Michael Burry. I feel your pain.
Updated: Apr 21
In the movie 'The Big Short', genius hedge fund manager Michael Burry has worked out that the 2007 American property boom is, in fact, a bubble sitting on top of a house of cards and has invested most of Scion Capital's money in betting that the market will crash. But market bubbles are hard to time, and due to stupidity and investor greed, they can be inflated way past even extreme levels and for far longer than expected.
The movie revolves around Burry sticking to his convictions to the end. He loses clients and eventually his job and can be seen often with his head in his hands. Even his friends think he is an idiot and are busy making money from the rising market while Burry's bet goes south. It's a very lonely place, as I've found out over the last few years. Let me explain.
This isn't going to sound overly modest, but it's the facts. Before starting college in 1972, we all had to sit a bunch of IQ tests to decide what stream we'd be in for our first year at college. After the tests, the school rang my parents and called them in. My IQ was the highest that had ever been through that school. Well north of 150. They called my parents in to warn them that I might need special care. In other words, "He's probably going to be nutty". Life went on as normal, though. I didn't excel at school. I did just the minimum. I got into trouble like all the others, and I chased girls. The only weird thing was that I rocked. I still do. I love a rocking chair.
In 1997 while a Captain at Qantas, I got interested in the financial markets and signed up for a three-year Diploma In Financial Markets with the Securities Institute of Australia. They are the mob that licences everyone in the financial industry. In 2000 I finished the course and was Dux for Australia, beating all the participants that were working in the industry. I was marked down on one question in one paper on share options because my answer didn't agree with the standard markers answer. It was on the Black-Scholes model for option premium calculation. I applied for a remark on the basis that the answer I had given was better than theirs, and the chief examiner agreed. I won the NSW State Prize for that paper and state prizes for many of the other papers.
Since then, I have read hundreds of books and studied the industry as a hobby every day. I see a bubble in everything, shares, bonds and property. The 'everything bubble' has been blown by central banks lowering interest rates to historically low levels and printing so much money that the world is awash with it. All this easy money is looking for a place to make a return, and it's all being put into riskier and riskier assets to achieve it. As a result, valuations are now more extreme than at any time in the history of the financial markets. They are considerably more extreme than even the dotcom bubble in 2000. Most of this massive bubble has been funded by hundreds of trillions of dollars of debt issued at very low-interest rates. It used to be that returns were commensurate with risk, but they aren't anymore.

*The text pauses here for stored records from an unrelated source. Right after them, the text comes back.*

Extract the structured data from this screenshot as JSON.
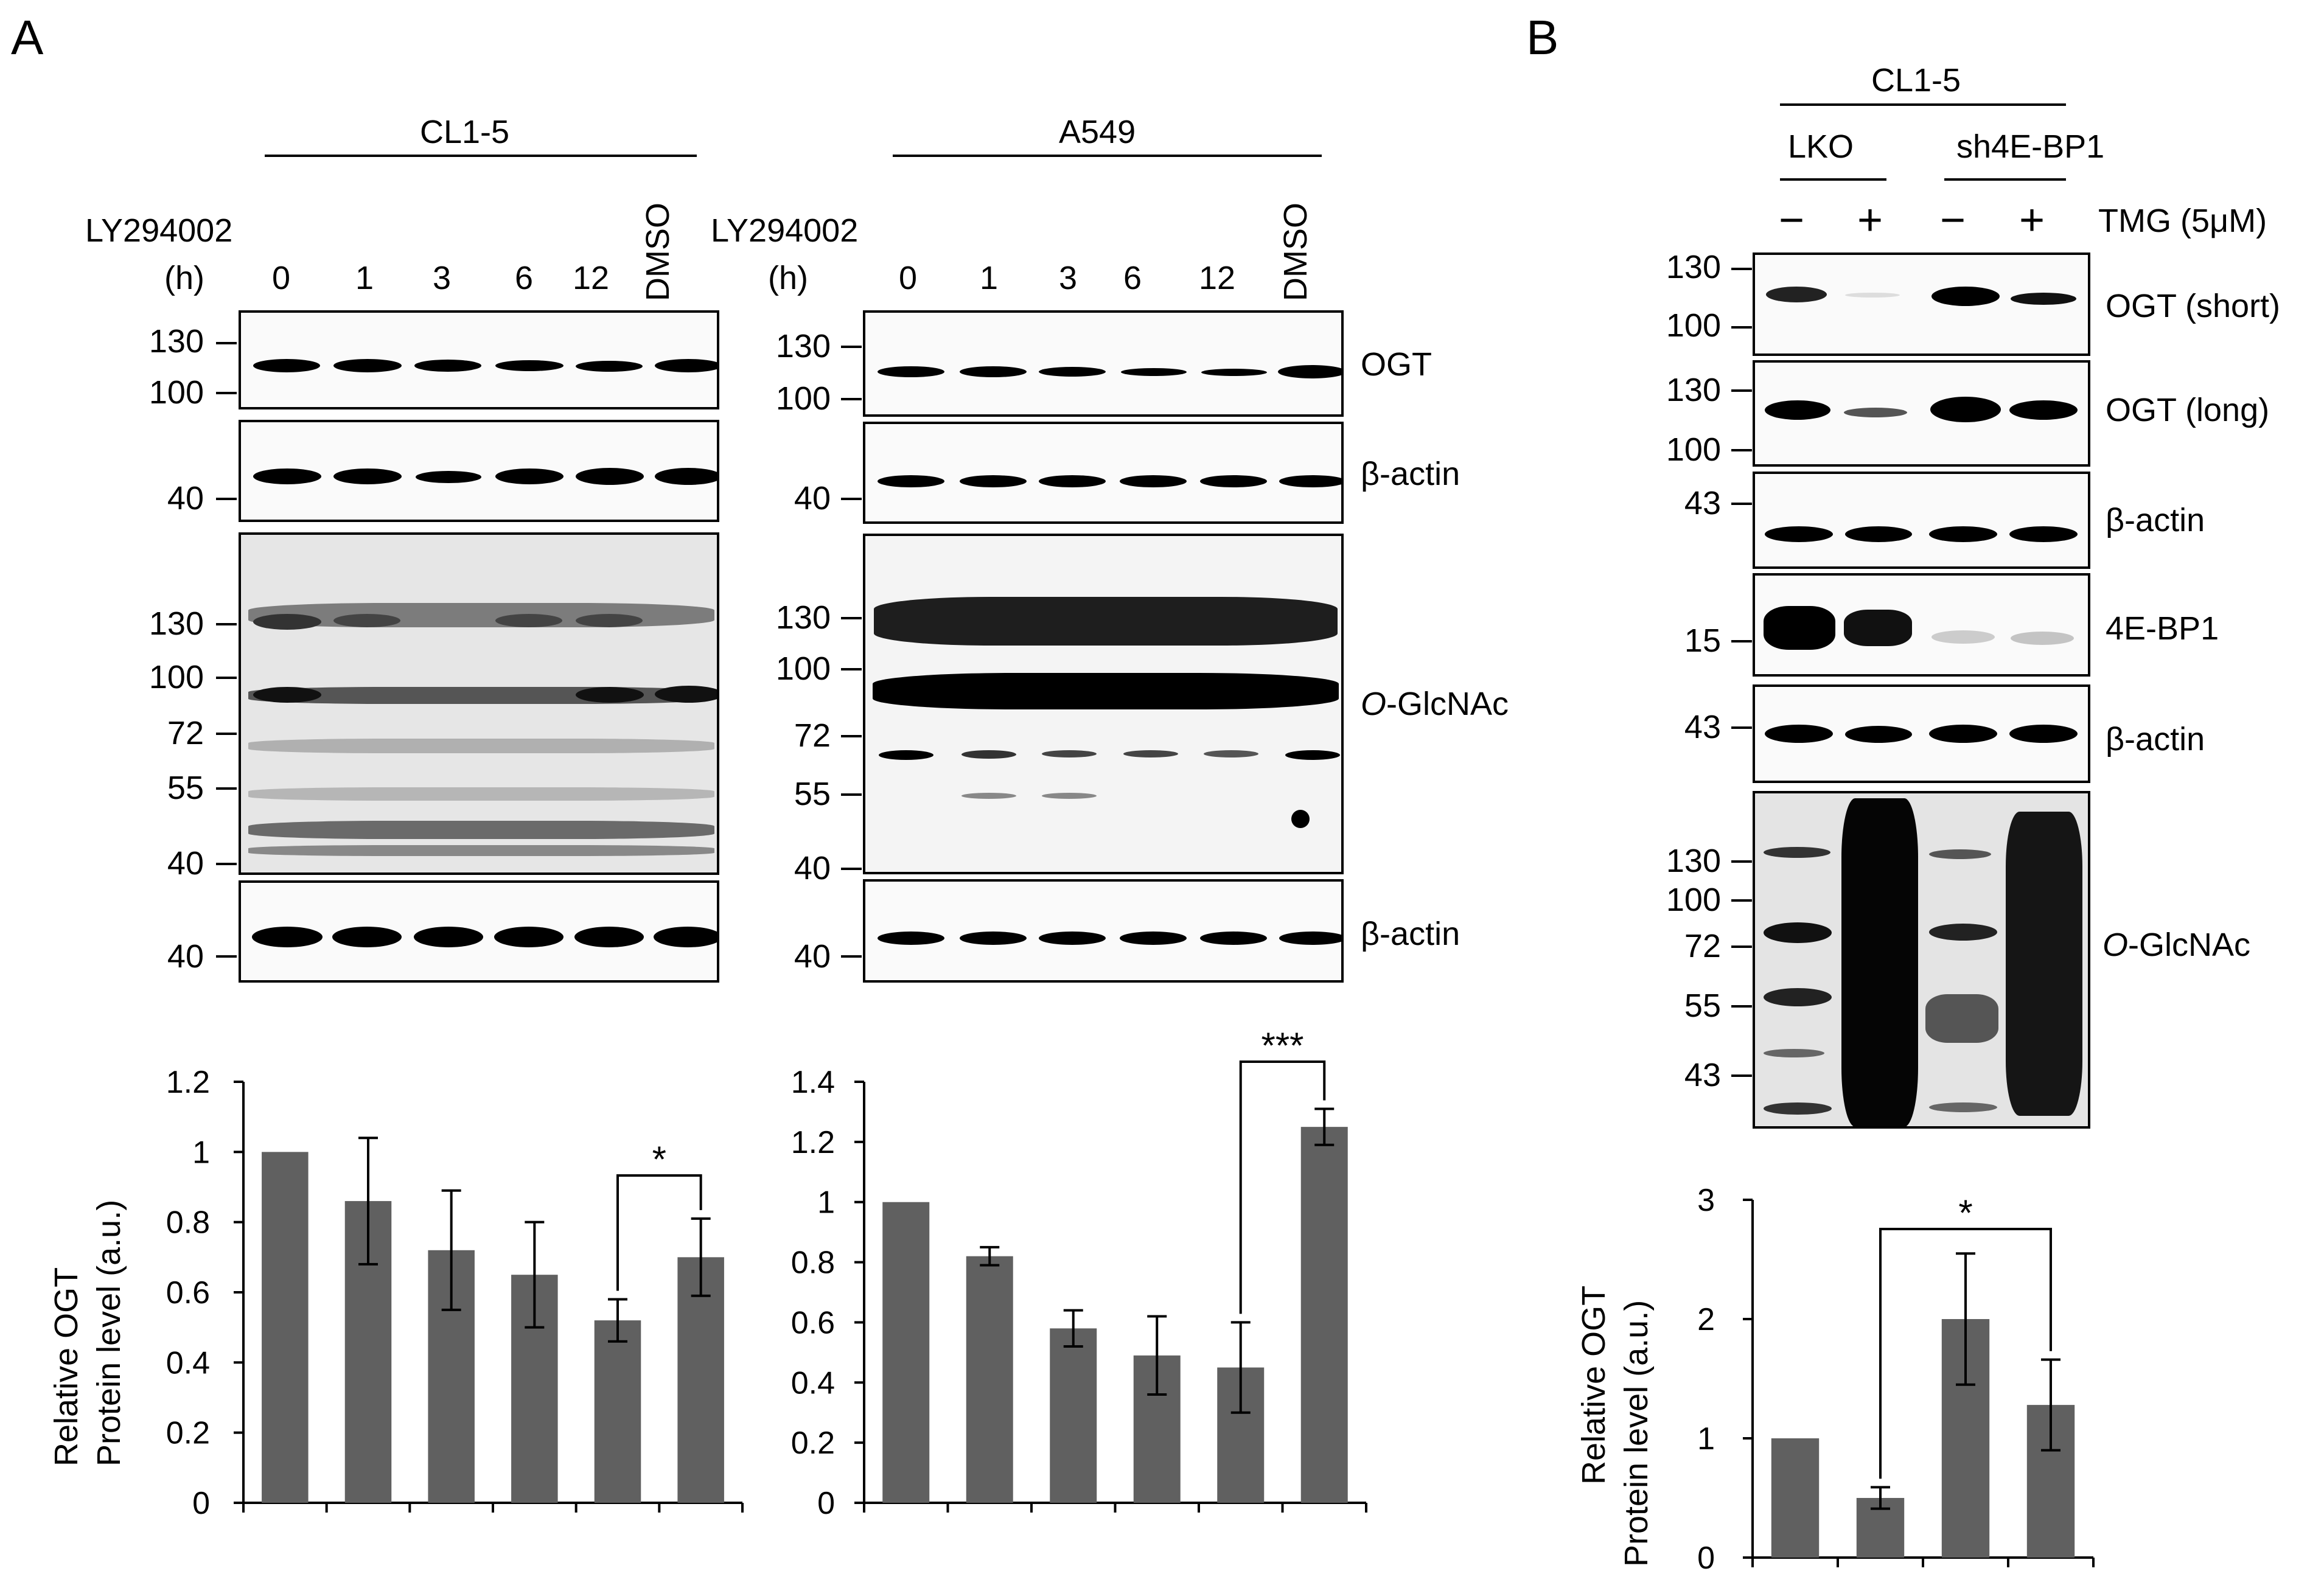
{
  "panels": {
    "a": "A",
    "b": "B"
  },
  "panelA": {
    "cl": {
      "cell_line": "CL1-5",
      "treatment": "LY294002",
      "unit": "(h)",
      "lanes": [
        "0",
        "1",
        "3",
        "6",
        "12"
      ],
      "dmso": "DMSO",
      "mw": {
        "ogt": [
          "130",
          "100"
        ],
        "actin1": [
          "40"
        ],
        "glc": [
          "130",
          "100",
          "72",
          "55",
          "40"
        ],
        "actin2": [
          "40"
        ]
      }
    },
    "a549": {
      "cell_line": "A549",
      "treatment": "LY294002",
      "unit": "(h)",
      "lanes": [
        "0",
        "1",
        "3",
        "6",
        "12"
      ],
      "dmso": "DMSO",
      "mw": {
        "ogt": [
          "130",
          "100"
        ],
        "actin1": [
          "40"
        ],
        "glc": [
          "130",
          "100",
          "72",
          "55",
          "40"
        ],
        "actin2": [
          "40"
        ]
      }
    },
    "row_labels": {
      "ogt": "OGT",
      "actin1": "β-actin",
      "glc_italic": "O",
      "glc_rest": "-GlcNAc",
      "actin2": "β-actin"
    },
    "ylabel_line1": "Relative OGT",
    "ylabel_line2": "Protein level (a.u.)"
  },
  "panelB": {
    "cell_line": "CL1-5",
    "groups": [
      "LKO",
      "sh4E-BP1"
    ],
    "signs": [
      "−",
      "+",
      "−",
      "+"
    ],
    "tmg": "TMG (5μM)",
    "mw": {
      "ogt_short": [
        "130",
        "100"
      ],
      "ogt_long": [
        "130",
        "100"
      ],
      "actin1": [
        "43"
      ],
      "ebp": [
        "15"
      ],
      "actin2": [
        "43"
      ],
      "glc": [
        "130",
        "100",
        "72",
        "55",
        "43"
      ]
    },
    "row_labels": {
      "ogt_short": "OGT (short)",
      "ogt_long": "OGT (long)",
      "actin1": "β-actin",
      "ebp": "4E-BP1",
      "actin2": "β-actin",
      "glc_italic": "O",
      "glc_rest": "-GlcNAc"
    },
    "ylabel_line1": "Relative OGT",
    "ylabel_line2": "Protein level (a.u.)"
  },
  "chart_data": [
    {
      "type": "bar",
      "panel": "A (CL1-5)",
      "categories": [
        "0",
        "1",
        "3",
        "6",
        "12",
        "DMSO"
      ],
      "values": [
        1.0,
        0.86,
        0.72,
        0.65,
        0.52,
        0.7
      ],
      "errors": [
        0.0,
        0.18,
        0.17,
        0.15,
        0.06,
        0.11
      ],
      "ylabel": "Relative OGT Protein level (a.u.)",
      "ylim": [
        0,
        1.2
      ],
      "yticks": [
        "0",
        "0.2",
        "0.4",
        "0.6",
        "0.8",
        "1",
        "1.2"
      ],
      "significance": {
        "between": [
          "12",
          "DMSO"
        ],
        "label": "*"
      },
      "color": "#606060"
    },
    {
      "type": "bar",
      "panel": "A (A549)",
      "categories": [
        "0",
        "1",
        "3",
        "6",
        "12",
        "DMSO"
      ],
      "values": [
        1.0,
        0.82,
        0.58,
        0.49,
        0.45,
        1.25
      ],
      "errors": [
        0.0,
        0.03,
        0.06,
        0.13,
        0.15,
        0.06
      ],
      "ylim": [
        0,
        1.4
      ],
      "yticks": [
        "0",
        "0.2",
        "0.4",
        "0.6",
        "0.8",
        "1",
        "1.2",
        "1.4"
      ],
      "significance": {
        "between": [
          "12",
          "DMSO"
        ],
        "label": "***"
      },
      "color": "#606060"
    },
    {
      "type": "bar",
      "panel": "B",
      "categories": [
        "LKO −",
        "LKO +",
        "sh4E-BP1 −",
        "sh4E-BP1 +"
      ],
      "values": [
        1.0,
        0.5,
        2.0,
        1.28
      ],
      "errors": [
        0.0,
        0.09,
        0.55,
        0.38
      ],
      "ylabel": "Relative OGT Protein level (a.u.)",
      "ylim": [
        0,
        3
      ],
      "yticks": [
        "0",
        "1",
        "2",
        "3"
      ],
      "significance": {
        "between": [
          "LKO +",
          "sh4E-BP1 +"
        ],
        "label": "*"
      },
      "color": "#606060"
    }
  ]
}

And now here comes inflation. Interest rates have to rise to stop it, but they can't because that will collapse the house of cards. Central banks have painted themselves into a corner.
Seeing all this way too early, I got out of property too early and bet against the market like Burry. But, knowing that you are right and watching the market go on to more and more extreme levels for far longer than ever before is a very lonely place. While all your clever friends are killing it, you look like an idiot, but you can't abandon your strategy because you know you are right. Meanwhile, financial advisers and real estate agents will always tell you that things are headed higher no matter what their actual view. So your friends quote these salesmen as if it's a fact. Patience is a virtue at a time like this, especially when people are laughing at you. My last girlfriend, who had seen the property market do nothing but rise in her 30 years involved with it, used to sneer at me as she got richer on paper and ask, "So where's this crash of yours?"
And yesterday, when my current girlfriend ended our relationship, as she summarised for the prosecution , she said, "Where's your rental property and income producing investments?"
I countered with, "You know I'm invested in the market going down, and when that happens, I'll make a lot of money. Be patient."
To that, she said," Where's your cash flow? (I lost my job due to covid) I don't believe you have any investments. I think you are just bludging off me (We shared all costs), and what do you know about the financial markets? Your brother said to me, 'He knows nothing. Ask him where his 65-foot yacht is."
You can always count on family, eh?
Anyway. So here I am in the lonely place. I don't want to go through that relationship bs again, so I'm moving to a place to live by myself until I can afford the 65 ft boat. I've explained my position for the last time, but no one will listen because they are all too clever.
And when the bubble does burst, I won't say 'I told you so' because no one will want to hear it. They'll be too busy licking their wounds and blaming someone else. So best I say it now. "I told you so."
And remember, It's never different this time. Bubbles always burst.
And as for Burry, he was right and made a shitload of money from the bet. He earned it.